Anatomical Vs. Biomechanical Spine Pain
This seems like a very simple concept, but it is one that if explained to the MD properly will open up doors to their offices and patients. Remember, you have to be able explain it in bullet points. In fact, it works extremely well with patients as well, I just reviewed a neighbors MRI and had the exact same discussion. Here is the long version, please read it over and over until you can condense it down to the talking points.

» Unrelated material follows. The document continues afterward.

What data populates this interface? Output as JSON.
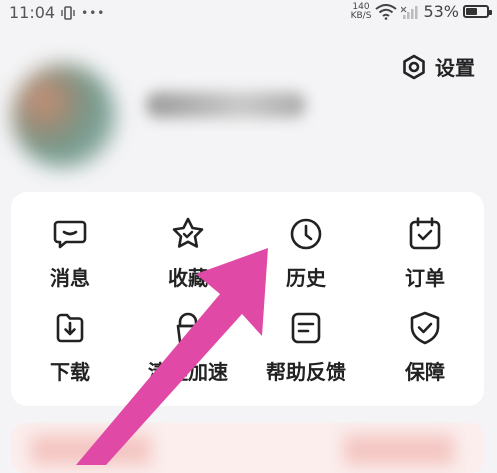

There is only 2 reasons a patient’s spine will hurt, that is an anatomical reason such as a disc herniation, fracture, tumor or infection. The second is a mechanical problem, which is due to the spine compensating for an injured structure such as a ligament. The truth is that everyone that has spine pain has a mechanical component while only a percentage of those people have an anatomical cause. If it were all anatomical then we could simply put up the MRIs of all the spine patients and they would all look the same. We know that they do not. Medicine is full of providers that specialize in anatomical therapies for spine pain…surgery, injection and medication. There is only ONE profession that is trained specifically to address the mechanics of the spine and that is Chiropractic. Although we have many different therapies or techniques to treat the patient, where Chiropractic’s strength is, is in the ASSESSMENT of the mechanical or biomechanical abnormalities in the spine (AKA Chiropractic treats the CAUSE of the problem..remember?)
This is the #1 reason why spine surgery can fail…the SURGERY did its job by stabilizing the area and fixing the “Anatomy”, but what was left unaddressed was the underlying MECHANICAL issue! So doesn’t it make sense that since every patient with spine pain has a mechanical component and only a percentage of those patients have an anatomical component that we START with a provider that is trained to diagnose the difference and triage accordingly?
Please practice that over and over and I will be adding more!